Multi-Megapixel-Kameras können schon mal ein
ganzes Monatsgehalt kosten - nicht gerade wenig,
wenn man nur zu Geburtstagen oder zum Weihnachtsfest
den Fotoapparat herausholt. Andererseits laden
zahlreiche attraktive Angebote mit Einstiegspreisen
von 180 bis 850 Mark und gegen null tendierenden
Folgekosten zum Herum-Experimentieren mit digitaler
Fotografie ein.
Im c't-Test zeigte sich jedoch, dass verschiedene
Faktoren in wechselnder Gewichtung dem unbeschwerten
Fotospaß entgegen stehen: zu geringe Auflösung,
zum Teil unstimmige Farben und Kontraste, das meist
fehlende Zoom, zu wenig Speicher oder nur dürftige
Einstellmöglichkeiten. Für 450 Mark erhält man
schließlich schon einen sehr anständigen
Spiegelreflex-Body oder eine fast luxuriöse
Sucherkamera, während die Bildqualität genauso
teurer Digitalkameras zu wünschen übrig lässt.

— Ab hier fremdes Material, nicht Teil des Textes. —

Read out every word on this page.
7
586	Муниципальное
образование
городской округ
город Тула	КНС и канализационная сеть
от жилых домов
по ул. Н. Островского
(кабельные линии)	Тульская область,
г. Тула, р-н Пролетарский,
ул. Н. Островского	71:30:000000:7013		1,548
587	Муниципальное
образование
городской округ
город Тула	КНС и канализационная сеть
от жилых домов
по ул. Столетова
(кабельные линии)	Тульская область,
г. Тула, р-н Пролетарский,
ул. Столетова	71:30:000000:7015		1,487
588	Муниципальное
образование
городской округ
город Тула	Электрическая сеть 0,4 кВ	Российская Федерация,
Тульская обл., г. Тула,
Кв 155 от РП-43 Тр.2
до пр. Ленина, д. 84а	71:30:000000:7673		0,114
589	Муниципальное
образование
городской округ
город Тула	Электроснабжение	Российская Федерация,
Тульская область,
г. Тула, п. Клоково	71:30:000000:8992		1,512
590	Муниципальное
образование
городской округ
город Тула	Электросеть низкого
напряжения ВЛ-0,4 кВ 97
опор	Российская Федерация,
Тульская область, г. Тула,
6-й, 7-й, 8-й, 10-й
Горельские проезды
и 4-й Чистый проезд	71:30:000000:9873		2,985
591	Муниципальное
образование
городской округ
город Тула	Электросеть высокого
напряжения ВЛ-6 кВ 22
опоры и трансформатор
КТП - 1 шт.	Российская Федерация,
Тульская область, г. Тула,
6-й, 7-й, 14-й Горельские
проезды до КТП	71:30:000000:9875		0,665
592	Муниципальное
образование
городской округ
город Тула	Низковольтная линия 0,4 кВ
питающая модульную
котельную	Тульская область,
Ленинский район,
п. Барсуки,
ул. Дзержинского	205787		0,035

Dennoch gibt es einige Modelle, die selbst Profis
nicht mehr als Spielzeug abtun würden. Die Fuji
Finepix 1400 beispielsweise lässt kaum ein
Ausstattungsmerkmal vermissen und ist mit einem
Straßenpreis von unter 700 Mark derzeit ein sehr
gutes Angebot. Als 1,3-Megapixel-Schnäppchen mit
allerdings recht magerer Ausstattung darf die
Umax AstraCam 1800 für 399 DM gelten. Die hochauflösende
Olympus C-860L wäre auch eine Empfehlung wert, kostet
aber mit 849 Mark mehr als das Doppelte. In der
1-Megapixel-Klasse fiel die Kodak DC215 für 699 Mark
positiv aus dem Rahmen.
"Wenn es nicht unbedingt auf die Mark ankommt, tun
Sie sich den Gefallen und leisten Sie sich wenigstens
eine Ein-Megapixel-Kamera," rät c't-Redakteur
Carsten Meyer allen Hobby-Digitalfotografen.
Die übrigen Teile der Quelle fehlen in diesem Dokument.